In this era of instant communication, we got a message that described the water coming up over the wall to which the boat was moored and the crew (Art Cohn, Carolyn Kennedy, and volunteer Jeff Gorss) laying out no less than three Danforth anchors from the tug and running a line across to the opposite wall to keep the schooner from drifting in over the mooring wall, on which she otherwise could have grounded when the water receded. The big Danforth, in its new role, was in the center position of the three anchors. The trio stood anchor watches that night, but their handling of the situation needed no further action. By the time the rest of the crew returned on July 1st, the river had gone back down, the trio had retrieved the Danforths, all the anchor lines were neatly coiled, and they had even washed away all the mud.

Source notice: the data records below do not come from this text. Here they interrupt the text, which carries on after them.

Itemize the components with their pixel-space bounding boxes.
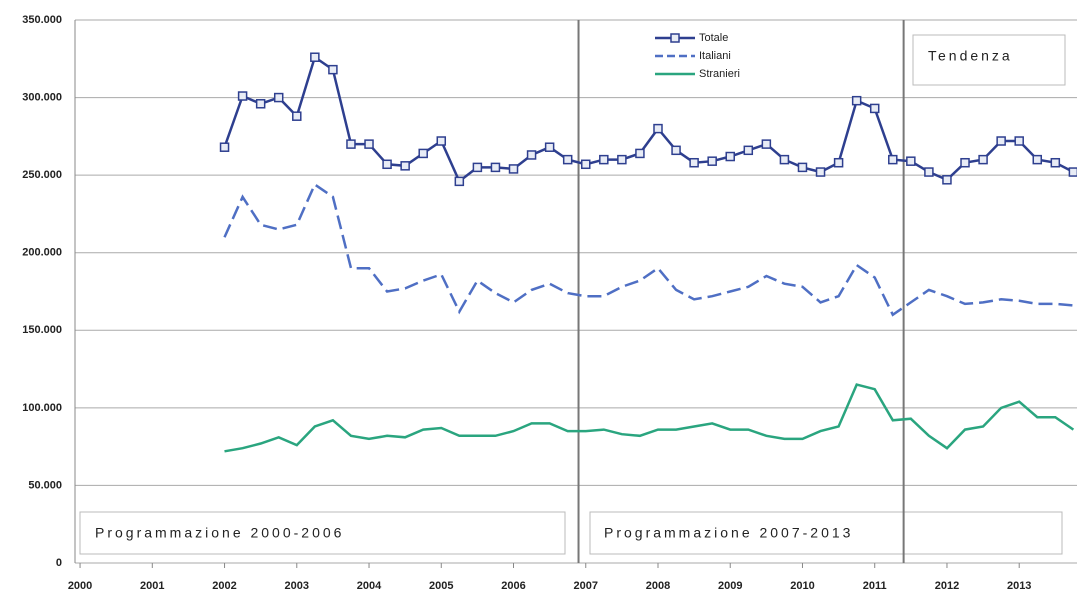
marker (617, 154, 627, 165)
marker (996, 136, 1006, 146)
marker (346, 139, 356, 149)
marker (364, 139, 374, 149)
marker (924, 167, 934, 177)
marker (292, 111, 302, 121)
series-line (223, 182, 1074, 317)
marker (960, 157, 970, 168)
marker (581, 159, 591, 170)
marker (490, 162, 501, 173)
marker (869, 103, 880, 114)
x-tick-label: 2000 (68, 580, 92, 592)
marker (328, 64, 338, 75)
marker (562, 154, 573, 165)
marker (888, 154, 898, 165)
marker (725, 151, 735, 162)
marker (454, 176, 465, 187)
marker (743, 145, 754, 156)
y-tick-label: 300.000 (22, 91, 62, 103)
marker (978, 154, 988, 165)
marker (779, 154, 790, 165)
annotation: Programmazione 2007-2013 (604, 525, 853, 541)
marker (418, 148, 428, 159)
x-tick-label: 2012 (935, 580, 959, 592)
x-tick-label: 2009 (718, 580, 742, 592)
marker (273, 92, 284, 103)
x-tick-label: 2004 (357, 580, 382, 592)
marker (906, 156, 916, 166)
marker (815, 167, 826, 177)
marker (653, 123, 663, 134)
legend-label: Stranieri (699, 68, 740, 80)
x-tick-label: 2013 (1007, 580, 1031, 592)
x-tick-label: 2005 (429, 580, 453, 592)
marker (382, 159, 392, 170)
marker (472, 162, 483, 173)
annotation-box (79, 511, 566, 555)
marker (255, 99, 266, 109)
y-tick-label: 0 (56, 557, 62, 569)
y-tick-label: 200.000 (22, 247, 62, 259)
marker (599, 154, 609, 165)
annotation: Tendenza (928, 48, 1013, 64)
marker (797, 162, 808, 173)
x-tick-label: 2003 (285, 580, 309, 592)
annotation: Programmazione 2000-2006 (95, 525, 344, 541)
x-tick-label: 2002 (212, 580, 236, 592)
marker (237, 91, 248, 101)
x-tick-label: 2007 (574, 580, 598, 592)
x-tick-label: 2001 (140, 580, 164, 592)
legend-marker (670, 33, 680, 43)
legend-label: Italiani (699, 50, 731, 62)
marker (436, 136, 447, 146)
marker (526, 150, 537, 160)
annotation-box (589, 511, 1063, 555)
marker (1050, 157, 1061, 168)
marker (1068, 167, 1077, 177)
y-tick-label: 350.000 (22, 14, 62, 26)
marker (219, 142, 230, 152)
marker (400, 161, 410, 171)
marker (851, 95, 862, 106)
marker (1032, 154, 1043, 165)
marker (508, 164, 519, 174)
y-tick-label: 250.000 (22, 169, 62, 181)
y-tick-label: 50.000 (28, 479, 62, 491)
marker (942, 175, 952, 185)
x-tick-label: 2008 (646, 580, 670, 592)
marker (689, 157, 699, 168)
x-tick-label: 2006 (501, 580, 525, 592)
x-tick-label: 2010 (790, 580, 814, 592)
y-tick-label: 150.000 (22, 324, 62, 336)
marker (635, 148, 645, 159)
series-line (224, 383, 1075, 453)
legend-label: Totale (699, 32, 728, 44)
x-tick-label: 2011 (863, 580, 887, 592)
marker (1014, 136, 1024, 146)
marker (707, 156, 717, 166)
marker (671, 145, 681, 156)
marker (310, 52, 320, 62)
annotation-box (912, 34, 1066, 86)
y-tick-label: 100.000 (22, 402, 62, 414)
marker (761, 139, 772, 149)
marker (833, 157, 844, 168)
marker (544, 142, 555, 152)
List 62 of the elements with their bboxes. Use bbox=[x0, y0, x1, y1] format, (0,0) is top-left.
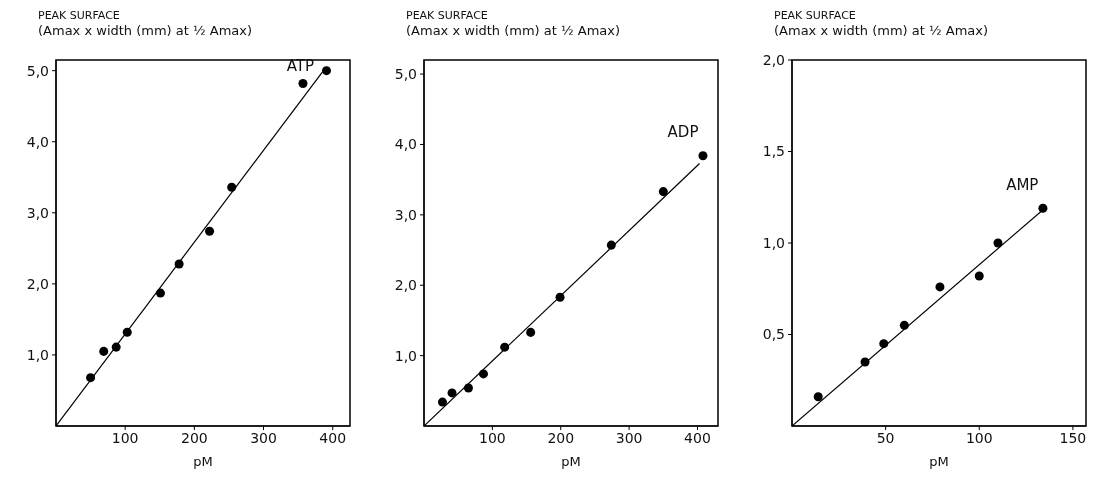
y-tick-label: 4,0 bbox=[394, 136, 417, 153]
y-tick-label: 1,0 bbox=[394, 347, 417, 364]
point bbox=[321, 66, 331, 76]
point bbox=[1038, 203, 1048, 213]
y-tick-label: 1,0 bbox=[26, 346, 49, 363]
point bbox=[205, 226, 215, 236]
x-tick-label: 100 bbox=[965, 429, 993, 446]
point bbox=[993, 238, 1003, 248]
point bbox=[860, 357, 870, 367]
point bbox=[526, 327, 536, 337]
point bbox=[463, 383, 473, 393]
x-tick-label: 200 bbox=[547, 429, 575, 446]
y-tick-label: 0,5 bbox=[762, 326, 785, 343]
y-tick-label: 2,0 bbox=[394, 277, 417, 294]
x-tick-label: 50 bbox=[876, 429, 895, 446]
x-tick-label: 400 bbox=[684, 429, 711, 446]
series-label: ATP bbox=[286, 57, 314, 76]
point bbox=[935, 282, 945, 292]
x-tick-label: 100 bbox=[111, 429, 139, 446]
x-axis-title: pM bbox=[929, 454, 949, 469]
y-axis-title: PEAK SURFACE (Amax x width (mm) at ½ Amax) bbox=[406, 8, 622, 38]
point bbox=[174, 259, 184, 269]
x-tick-label: 300 bbox=[250, 429, 277, 446]
x-axis-title: pM bbox=[561, 454, 581, 469]
point bbox=[879, 339, 889, 349]
point bbox=[606, 240, 616, 250]
series-label: AMP bbox=[1006, 175, 1039, 194]
x-tick-label: 200 bbox=[180, 429, 208, 446]
y-tick-label: 3,0 bbox=[394, 206, 417, 223]
point bbox=[447, 388, 457, 398]
point bbox=[86, 373, 96, 383]
point bbox=[500, 342, 510, 352]
point bbox=[899, 320, 909, 330]
y-tick-label: 4,0 bbox=[26, 133, 49, 150]
x-tick-label: 150 bbox=[1059, 429, 1087, 446]
y-tick-label: 3,0 bbox=[26, 204, 49, 221]
point bbox=[298, 78, 308, 88]
point bbox=[974, 271, 984, 281]
point bbox=[122, 327, 132, 337]
y-tick-label: 2,0 bbox=[26, 275, 49, 292]
point bbox=[155, 288, 165, 298]
x-axis-title: pM bbox=[193, 454, 213, 469]
point bbox=[227, 182, 237, 192]
y-tick-label: 1,0 bbox=[762, 234, 785, 251]
x-tick-label: 300 bbox=[615, 429, 643, 446]
point bbox=[658, 187, 668, 197]
series-label: ADP bbox=[667, 123, 699, 142]
y-axis-title: PEAK SURFACE (Amax x width (mm) at ½ Amax) bbox=[38, 8, 254, 38]
y-axis-title: PEAK SURFACE (Amax x width (mm) at ½ Amax) bbox=[774, 8, 990, 38]
point bbox=[813, 392, 823, 402]
point bbox=[555, 292, 565, 302]
point bbox=[698, 151, 708, 161]
x-tick-label: 400 bbox=[319, 429, 347, 446]
point bbox=[111, 342, 121, 352]
point bbox=[99, 346, 109, 356]
y-tick-label: 1,5 bbox=[762, 143, 785, 160]
y-tick-label: 2,0 bbox=[762, 51, 785, 68]
y-tick-label: 5,0 bbox=[26, 62, 49, 79]
point bbox=[437, 397, 447, 407]
y-tick-label: 5,0 bbox=[394, 66, 417, 83]
x-tick-label: 100 bbox=[479, 429, 506, 446]
point bbox=[478, 369, 488, 379]
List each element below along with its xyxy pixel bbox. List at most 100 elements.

But the receding river level revealed more structural damage to lock gates and dams than was expected. Because water is fluid, rather than solid, it is sometimes hard to realize how much damage it can inflict when moving fast. At sea, a wave breaking over the side of a ship can bend heavy steel railings. On the canal, fast flowing river water can wreak havoc with heavy steel structures. Carry two large buckets of water and feel their weight. Multiply by, say, a million…. We would not be heading west on the Erie Canal toward Buffalo any time soon.
On July 3rd, we retreated further, back to the flight of five locks and down to Waterford. This was a fast trip, with from two to three knots of current helping us along. We passed plenty of cruising yachts moored in the basins between locks in the flight, sheltering from the potential violence of a Mohawk River in flood. On our approach to the last lock in the flight, we noticed that the yacht tied up closest to the lock gate made the approach channel quite narrow. It looked, though, as if we could just squeeze through. We coasted in at dead slow speed and just made it, the yacht’s and tug’s fenders just kissing. Whew!
For the next four days, we went into Museum mode, and our unscheduled stop at Waterford resulted in all those visitors. It didn’t hurt that we were open on the Fourth of July and that Saturday the 6th was the day of the annual steamboat meet. A dozen steam launches were the centerpieces of a real Waterford festival. It was great to see these lovely little vessels parading past, perfectly quiet except for their gentle huffs and puffs, until their skippers pulled their whistle cords.
It is now July 10th. We hope to resume our journey west on the Erie Canal in about ten days. But, in the meantime, the city of Troy wants to see us, so tomorrow, we will head down the Hudson River for a four-day visit in the town which used to see canal boats by the hundreds, bringing in the raw materials that the famous Troy factories converted into stoves, flat irons, and, yes, symbol- of-hope anchors.
Roger Taylor
Captain
Looking forward to meeting up with The Lois in August for my “rotation”, wherever that may be. I hope the schedule can resume somewhere along the route. Be safe!
De l’eau, de l’eau, partout de l’eau!!!
Captain Taylor manages a pen (more likely a key board, as well as he manages a a big, unpowered canal boat.